When long-double calculator loses its precision?

Question

My task was to write a code for a calculator that operates on long double. It turns out that after the certain point the calculator loses precision. For example it computes correctly 9999999 ^ 2, but as far as 99999999 ^ 2 it yields the result, which is 1 bigger than it should be. I've already read something about the float precision, but all questions are concerned with decimals. I know that one can fix it by using the gmp library, but my question is:

Is there any other way to tackle this problem?
How to calculate/show the point to which a long double calculator is accurate?

main.c

int main(int argc, char *argv[])
{
    char str[100];
    char key[] = "exit";

    if (argc > 1)
    {
        switch (argv[1][1])
        {
            case 'V': case 'v':
                setValid(1);
                break;
            case 'E': case 'e':
                setError(1);
                break;
            default:
                setValid(1);
                break;
        }
    }
    else
        setValid(1);

    while (gets(str) != NULL && strcmp(key, str) != 0)
    {
        if (calcFilter(str));
        else
            printf("expression error!\n");
    }

    return 0;
}

evalexpression.c

static long double f1, f2;
static char op;

int isValidExpression(const char *str)
{
    int res;
    char ops[10];

    res = sscanf(str, "%Lf %s %Lf", &f1, ops, &f2);

    if (res == 3 && (ops[0] == '+' || ops[0] == '*' || ops[0] == '-' ||
        ops[0] == '/' || ops[0] == '^'))
    {
        op = ops[0];
        return 1;
    }
    else
        return 0;

long double getExprValue(void)
{
    switch (op)
    {
        case '+':
            return (f1+f2);
        case '*':
            return (f1*f2);
        case '-':
            return (f1-f2);
        case '/':
            return (f1/f2);
        case '^':
            return (pow(f1, f2));
        default:
            perror("something went wrong");
            return 0;
    }
}

calcfilter.c

static int errorsw = 0, validsw = 0;

int calcFilter(const char *str)
{
    if (validsw == 1 && isValidExpression(str))
    {
        printf("%s = %Lf\n", str, getExprValue());
        return 1;
    }
    else if (errorsw == 1 && !isValidExpression(str))
    {
        printf("%s\n", str);
        return 1;
    }
    else if (errorsw)
        return 1;
    else
        return 0;
}

void setError(int mode)
{
    errorsw = mode;
}

void setValid(int mode)
{
    validsw = mode;
}  

Answer 1

Using pow(f1, f2) is counter-productive as that converts the parameters to double before calling pow() and explains OP's woes. double typically has trouble beginning with 16 decimal digts as in OP's case. Recommend powl()

// return (pow(f1, f2));
return (powl(f1, f2));

---

Other notes:

long double can precisely encode numbers with LDBL_DIG decimal digits. That is at least 10 and likely 18+ on your machine.
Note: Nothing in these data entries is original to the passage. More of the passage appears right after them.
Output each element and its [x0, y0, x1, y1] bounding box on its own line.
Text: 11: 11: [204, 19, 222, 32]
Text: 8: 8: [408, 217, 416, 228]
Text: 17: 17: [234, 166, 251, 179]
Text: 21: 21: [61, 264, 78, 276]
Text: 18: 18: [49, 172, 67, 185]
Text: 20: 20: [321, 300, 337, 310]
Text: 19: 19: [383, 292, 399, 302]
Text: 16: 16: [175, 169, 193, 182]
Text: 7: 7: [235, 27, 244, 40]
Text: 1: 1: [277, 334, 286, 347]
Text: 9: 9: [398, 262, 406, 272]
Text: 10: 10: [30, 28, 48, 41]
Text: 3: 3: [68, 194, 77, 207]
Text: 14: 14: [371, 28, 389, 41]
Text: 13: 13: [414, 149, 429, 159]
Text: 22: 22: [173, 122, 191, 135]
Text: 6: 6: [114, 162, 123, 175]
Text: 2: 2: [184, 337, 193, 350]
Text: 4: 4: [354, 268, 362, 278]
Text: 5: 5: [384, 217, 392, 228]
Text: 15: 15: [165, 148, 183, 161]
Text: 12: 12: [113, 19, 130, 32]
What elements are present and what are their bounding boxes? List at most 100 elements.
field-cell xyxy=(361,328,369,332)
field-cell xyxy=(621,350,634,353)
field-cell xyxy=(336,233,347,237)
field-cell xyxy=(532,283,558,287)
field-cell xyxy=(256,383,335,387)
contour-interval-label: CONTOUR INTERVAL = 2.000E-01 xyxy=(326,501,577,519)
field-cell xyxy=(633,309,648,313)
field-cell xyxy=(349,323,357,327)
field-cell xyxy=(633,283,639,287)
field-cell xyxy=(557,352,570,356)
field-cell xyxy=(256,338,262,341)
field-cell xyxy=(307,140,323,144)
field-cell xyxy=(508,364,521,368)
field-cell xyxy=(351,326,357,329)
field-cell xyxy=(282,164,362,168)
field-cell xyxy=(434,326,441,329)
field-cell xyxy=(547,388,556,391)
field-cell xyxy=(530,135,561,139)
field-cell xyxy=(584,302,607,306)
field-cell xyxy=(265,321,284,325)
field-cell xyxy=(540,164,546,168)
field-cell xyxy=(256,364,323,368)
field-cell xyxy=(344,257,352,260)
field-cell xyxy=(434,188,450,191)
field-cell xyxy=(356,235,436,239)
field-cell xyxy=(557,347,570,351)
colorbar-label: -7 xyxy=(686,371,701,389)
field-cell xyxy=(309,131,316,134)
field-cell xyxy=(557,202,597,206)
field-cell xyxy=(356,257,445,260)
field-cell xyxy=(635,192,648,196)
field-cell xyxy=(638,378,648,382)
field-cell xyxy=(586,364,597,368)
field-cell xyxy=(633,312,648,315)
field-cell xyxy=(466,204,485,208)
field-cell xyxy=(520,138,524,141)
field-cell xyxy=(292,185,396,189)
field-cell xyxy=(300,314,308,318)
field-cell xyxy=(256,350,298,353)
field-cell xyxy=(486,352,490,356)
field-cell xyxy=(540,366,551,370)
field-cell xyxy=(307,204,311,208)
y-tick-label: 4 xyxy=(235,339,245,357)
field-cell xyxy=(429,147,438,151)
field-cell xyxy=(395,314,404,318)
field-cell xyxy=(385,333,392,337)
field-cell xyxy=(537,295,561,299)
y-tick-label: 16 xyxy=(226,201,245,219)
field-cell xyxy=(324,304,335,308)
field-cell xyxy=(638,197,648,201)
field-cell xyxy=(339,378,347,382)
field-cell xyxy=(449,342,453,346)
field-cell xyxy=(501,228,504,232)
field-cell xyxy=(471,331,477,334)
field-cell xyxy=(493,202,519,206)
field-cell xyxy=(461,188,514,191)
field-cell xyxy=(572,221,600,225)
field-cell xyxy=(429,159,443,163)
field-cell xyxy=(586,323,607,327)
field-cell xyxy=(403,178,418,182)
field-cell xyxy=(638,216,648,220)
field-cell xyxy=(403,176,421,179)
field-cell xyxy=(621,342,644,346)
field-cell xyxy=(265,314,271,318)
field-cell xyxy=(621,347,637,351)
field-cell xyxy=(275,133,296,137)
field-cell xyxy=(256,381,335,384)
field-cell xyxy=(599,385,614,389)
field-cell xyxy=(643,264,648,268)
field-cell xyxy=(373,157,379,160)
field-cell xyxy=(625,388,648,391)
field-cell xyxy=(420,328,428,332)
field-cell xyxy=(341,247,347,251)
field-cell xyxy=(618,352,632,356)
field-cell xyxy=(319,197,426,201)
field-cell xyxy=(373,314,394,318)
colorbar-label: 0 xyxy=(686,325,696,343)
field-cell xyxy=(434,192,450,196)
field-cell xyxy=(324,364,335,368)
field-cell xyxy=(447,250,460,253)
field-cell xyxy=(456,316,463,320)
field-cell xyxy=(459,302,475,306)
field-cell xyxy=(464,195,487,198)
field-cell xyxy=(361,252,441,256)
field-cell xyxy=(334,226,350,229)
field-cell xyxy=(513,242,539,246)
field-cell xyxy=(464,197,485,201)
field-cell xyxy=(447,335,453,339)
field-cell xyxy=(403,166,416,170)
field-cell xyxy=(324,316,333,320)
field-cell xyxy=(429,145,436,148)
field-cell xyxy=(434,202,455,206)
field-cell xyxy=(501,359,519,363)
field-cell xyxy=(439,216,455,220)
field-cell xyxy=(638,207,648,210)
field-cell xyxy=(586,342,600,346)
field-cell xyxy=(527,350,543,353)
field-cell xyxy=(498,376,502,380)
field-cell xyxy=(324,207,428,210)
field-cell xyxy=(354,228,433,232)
long double, when printed needs LDBL_DECIMAL_DIG significant digits of output to distinguish that number from all other long double. To see all the significance, avoid using %Lf when trying to determine precision related issues.

printf("%.*Le", LDBL_DECIMAL_DIG - 1, x);   // "%Le"

See also Printf width specifier to maintain precision of floating-point value

---

[edit] When does floating point lose precision?

* / is easy. As long the result is not so small (sub-normal) or overflows, the answer should be expected to be with 0.5 ULP (unit in the last place).

+ - When the result is further away from zero, again lose up to 0.5 ULP. But when there is cancellation like 1.0 - 0.9999999..., nearly all precision can be lost.

z=pow(x,y) can be very imprecise when z is a large number and the function poorly written such as when the math identity is simplistically used: z = exp(log(x)*y). Otherwise a good pow() result will be within 1.0 ULP.

---

@M.M comments that an alternative to using powl() is to #include <tgmath.h> for automatic correct selection of many <math.h> functions.